Twenty-two states and union territories in India are conducting 140 or more tests per day per million population.
According to the World Health Organisation’s note on “Public Health Criteria to Adjust Public Health and Social Measures in the Context of COVID-19”, this is the number of tests advised for comprehensive surveillance and testing of suspect cases, the Union Ministry of Health and Family Welfare said on Wednesday.
States and UTs that had not reached this level yet were being regularly advised to ramp up their testing capacity to reach the levels advised by the WHO, the ministry said in an official statement.
According to the ministry, one of the factors for the increasing numbers of Covid-19 tests is the steady growth in the network of testing labs.
The country has 865 government labs and 358 private labs, making it a total of 1,223 testing labs. Here is the break up of labs for different types of Covid-19 tests:
Real-Time RT PCR based testing labs: 633 (Govt: 391 + Private: 242)
TrueNat based testing labs: 491 (Govt: 439 + Private: 52)
CBNAAT based testing labs: 99 (Govt: 35 + Private: 64)
The ministry pointed to the exponential expansion of laboratory capacity from one lab in Jan 2020 to 121 labs in March and to 1223 labs today. The Pune-based National Institute of Virology (NIV) was the only lab with facilities for Covid-19 testing in January.
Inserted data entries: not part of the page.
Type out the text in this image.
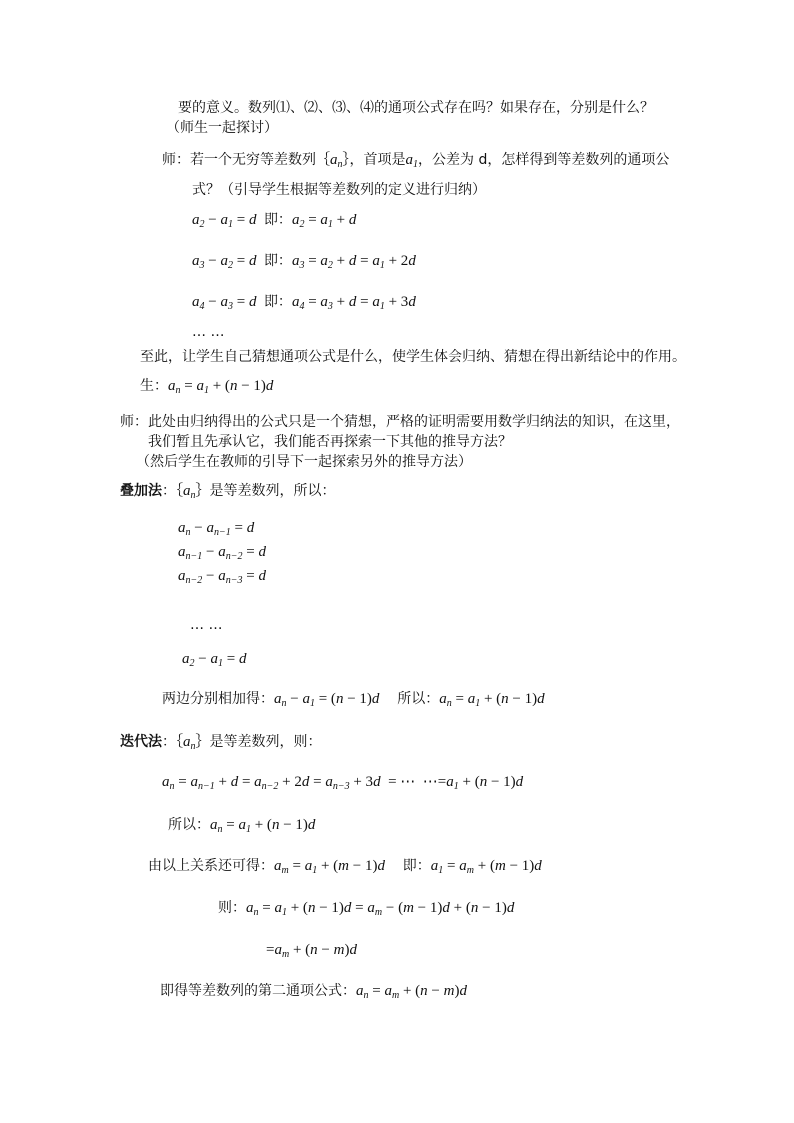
要的意义。数列⑴、⑵、⑶、⑷的通项公式存在吗？如果存在，分别是什么？
（师生一起探讨）
师：若一个无穷等差数列$\{a_n\}$，首项是$a_1$，公差为 d，怎样得到等差数列的通项公
式？（引导学生根据等差数列的定义进行归纳）
$a_2 - a_1 = d$ 即：$a_2 = a_1 + d$
$a_3 - a_2 = d$ 即：$a_3 = a_2 + d = a_1 + 2d$
$a_4 - a_3 = d$ 即：$a_4 = a_3 + d = a_1 + 3d$
… …
至此，让学生自己猜想通项公式是什么，使学生体会归纳、猜想在得出新结论中的作用。
生：$a_n = a_1 + (n - 1)d$
师：此处由归纳得出的公式只是一个猜想，严格的证明需要用数学归纳法的知识，在这里，
我们暂且先承认它，我们能否再探索一下其他的推导方法？
（然后学生在教师的引导下一起探索另外的推导方法）
叠加法：$\{a_n\}$是等差数列，所以：
$a_n - a_{n-1} = d$
$a_{n-1} - a_{n-2} = d$
$a_{n-2} - a_{n-3} = d$
… …
$a_2 - a_1 = d$
两边分别相加得：$a_n - a_1 = (n - 1)d$ 所以：$a_n = a_1 + (n - 1)d$
迭代法：$\{a_n\}$是等差数列，则：
$a_n = a_{n-1} + d = a_{n-2} + 2d = a_{n-3} + 3d$  = ⋯  $\cdots=a_1 + (n - 1)d$
所以：$a_n = a_1 + (n - 1)d$
由以上关系还可得：$a_m = a_1 + (m - 1)d$ 即：$a_1 = a_m + (m - 1)d$
则：$a_n = a_1 + (n - 1)d = a_m - (m - 1)d + (n - 1)d$
$=a_m + (n - m)d$
即得等差数列的第二通项公式：$a_n = a_m + (n - m)d$
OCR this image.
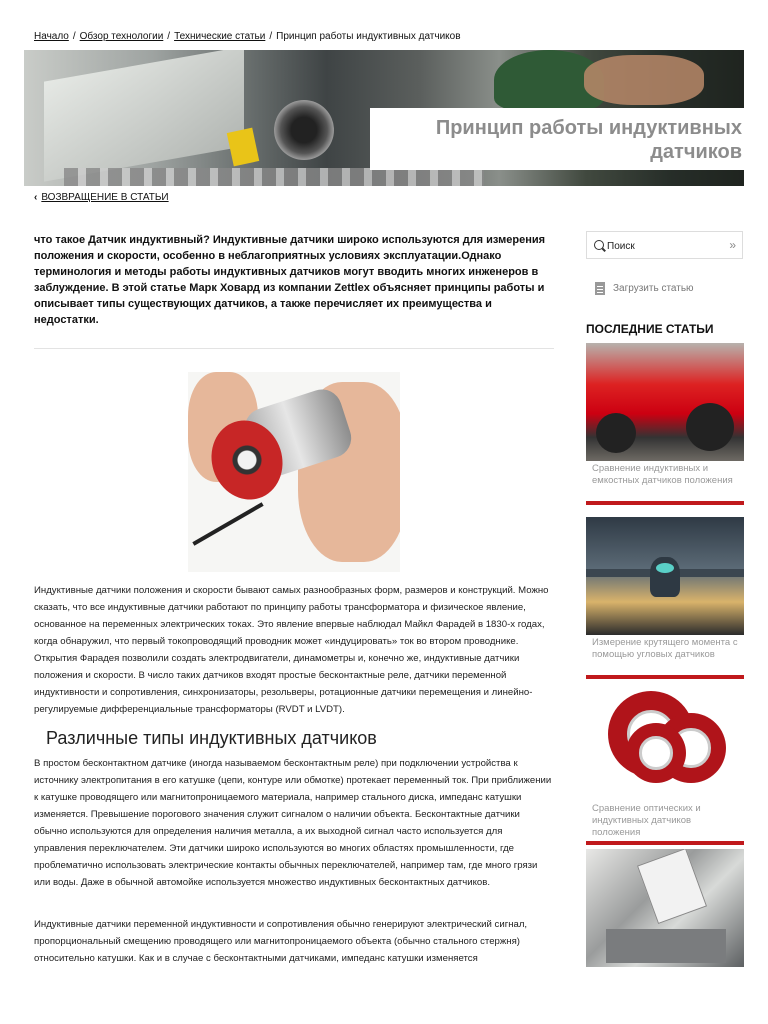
Начало / Обзор технологии / Технические статьи / Принцип работы индуктивных датчиков
Принцип работы индуктивных датчиков
‹ ВОЗВРАЩЕНИЕ В СТАТЬИ
что такое Датчик индуктивный? Индуктивные датчики широко используются для измерения положения и скорости, особенно в неблагоприятных условиях эксплуатации.Однако терминология и методы работы индуктивных датчиков могут вводить многих инженеров в заблуждение. В этой статье Марк Ховард из компании Zettlex объясняет принципы работы и описывает типы существующих датчиков, а также перечисляет их преимущества и недостатки.

Индуктивные датчики положения и скорости бывают самых разнообразных форм, размеров и конструкций. Можно сказать, что все индуктивные датчики работают по принципу работы трансформатора и физическое явление, основанное на переменных электрических токах. Это явление впервые наблюдал Майкл Фарадей в 1830-х годах, когда обнаружил, что первый токопроводящий проводник может «индуцировать» ток во втором проводнике. Открытия Фарадея позволили создать электродвигатели, динамометры и, конечно же, индуктивные датчики положения и скорости. В число таких датчиков входят простые бесконтактные реле, датчики переменной индуктивности и сопротивления, синхронизаторы, резольверы, ротационные датчики перемещения и линейно-регулируемые дифференциальные трансформаторы (RVDT и LVDT).

Различные типы индуктивных датчиков

В простом бесконтактном датчике (иногда называемом бесконтактным реле) при подключении устройства к источнику электропитания в его катушке (цепи, контуре или обмотке) протекает переменный ток. При приближении к катушке проводящего или магнитопроницаемого материала, например стального диска, импеданс катушки изменяется. Превышение порогового значения служит сигналом о наличии объекта. Бесконтактные датчики обычно используются для определения наличия металла, а их выходной сигнал часто используется для управления переключателем. Эти датчики широко используются во многих областях промышленности, где проблематично использовать электрические контакты обычных переключателей, например там, где много грязи или воды. Даже в обычной автомойке используется множество индуктивных бесконтактных датчиков.

Индуктивные датчики переменной индуктивности и сопротивления обычно генерируют электрический сигнал, пропорциональный смещению проводящего или магнитопроницаемого объекта (обычно стального стержня) относительно катушки. Как и в случае с бесконтактными датчиками, импеданс катушки изменяется

Поиск
»
Загрузить статью
ПОСЛЕДНИЕ СТАТЬИ
Сравнение индуктивных и емкостных датчиков положения
Измерение крутящего момента с помощью угловых датчиков
Сравнение оптических и индуктивных датчиков положения
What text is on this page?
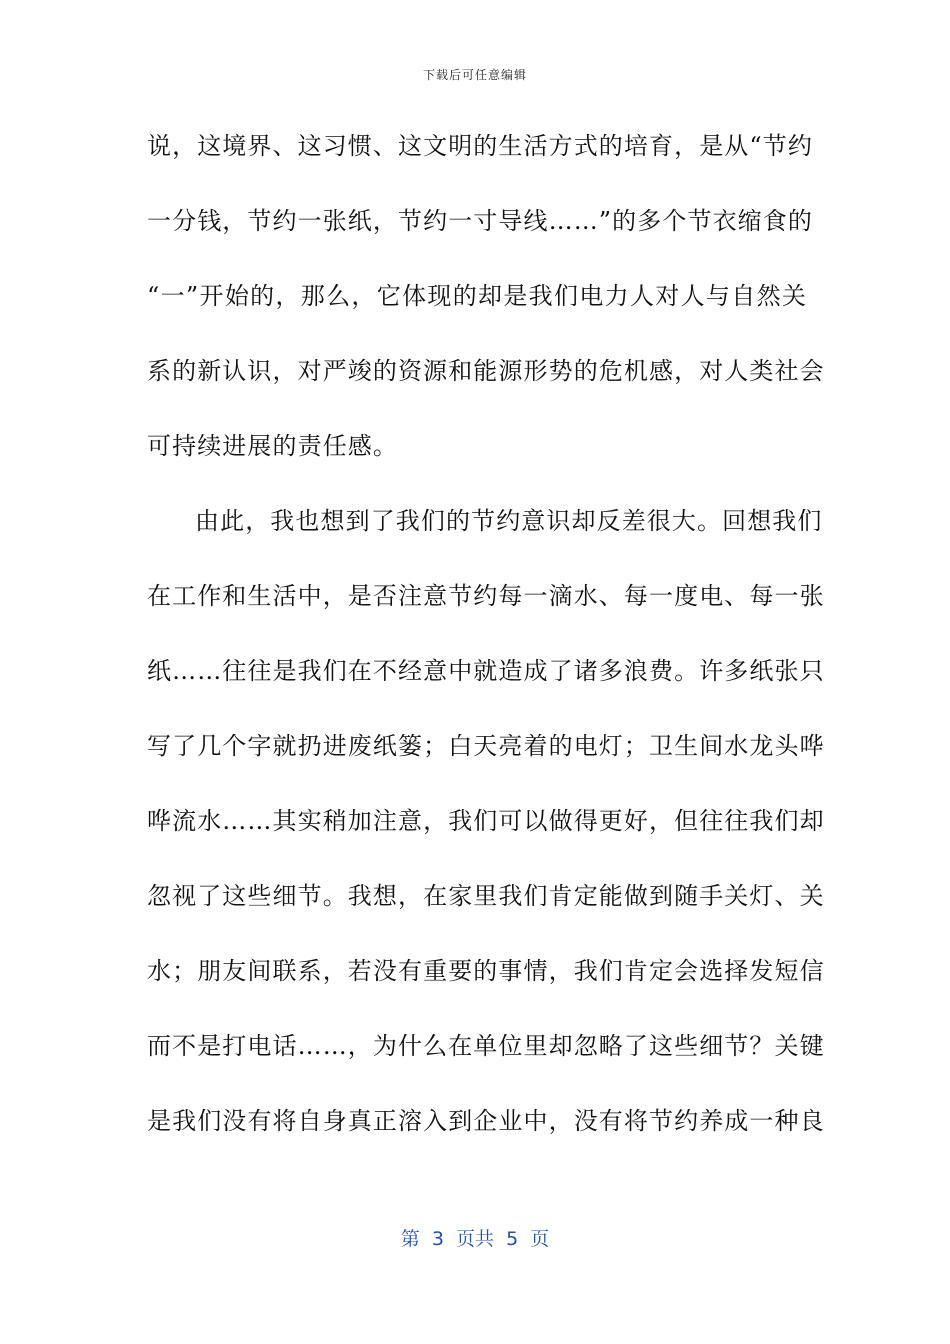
下载后可任意编辑
说，这境界、这习惯、这文明的生活方式的培育，是从“节约
一分钱，节约一张纸，节约一寸导线……”的多个节衣缩食的
“一”开始的，那么，它体现的却是我们电力人对人与自然关
系的新认识，对严竣的资源和能源形势的危机感，对人类社会
可持续进展的责任感。
由此，我也想到了我们的节约意识却反差很大。回想我们
在工作和生活中，是否注意节约每一滴水、每一度电、每一张
纸……往往是我们在不经意中就造成了诸多浪费。许多纸张只
写了几个字就扔进废纸篓；白天亮着的电灯；卫生间水龙头哗
哗流水……其实稍加注意，我们可以做得更好，但往往我们却
忽视了这些细节。我想，在家里我们肯定能做到随手关灯、关
水；朋友间联系，若没有重要的事情，我们肯定会选择发短信
而不是打电话……，为什么在单位里却忽略了这些细节？关键
是我们没有将自身真正溶入到企业中，没有将节约养成一种良
第  3  页共  5  页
According to official figures, more than 3.2 lakh tests were conducted in a single day on July 14. The cumulative number of samples tested till now is 1,24,12,664.
The testing per million for India is consistently rising. Today it has touched 8994.7, the Union Health Ministry said.
Over 20,000 recoveries in the last 24 hours
A sharp rise in the number of recovered Covid-19 patients was reported over the last 24 hours, with 20,572 people being cured. With this, the total number of recovered cases has gone up to 5,92,031 and the recovery rate has climbed up to 63.24%.
The actual caseload of COVID-19 is now 3,19,840 active cases.
According to these figures, the gap between recovered and active cases now stands at 2,72,191 today. The number of recovered cases outweighs the active cases by a factor of 1.85, the ministry said in its statement.
The surge in recovered cases is being driven by aggressive testing, timely diagnosis and effective management of the patients. This is being done either through supervised home isolation or underactive medical attention in the hospitals.
There is more good news on the testing front. Claimed to be the world's most affordable diagnostic kit for coronavirus, a low-cost test kit developed by the Indian Institute of Technology-Delhi was launched on Wednesday. According to IIT officials, the base price of the RT-PCR assay is Rs 399. Even after adding the RNA isolation and laboratory charges, the cost per test will go up to Rs 650 and will be considerably cheaper compared to currently available kits in the market.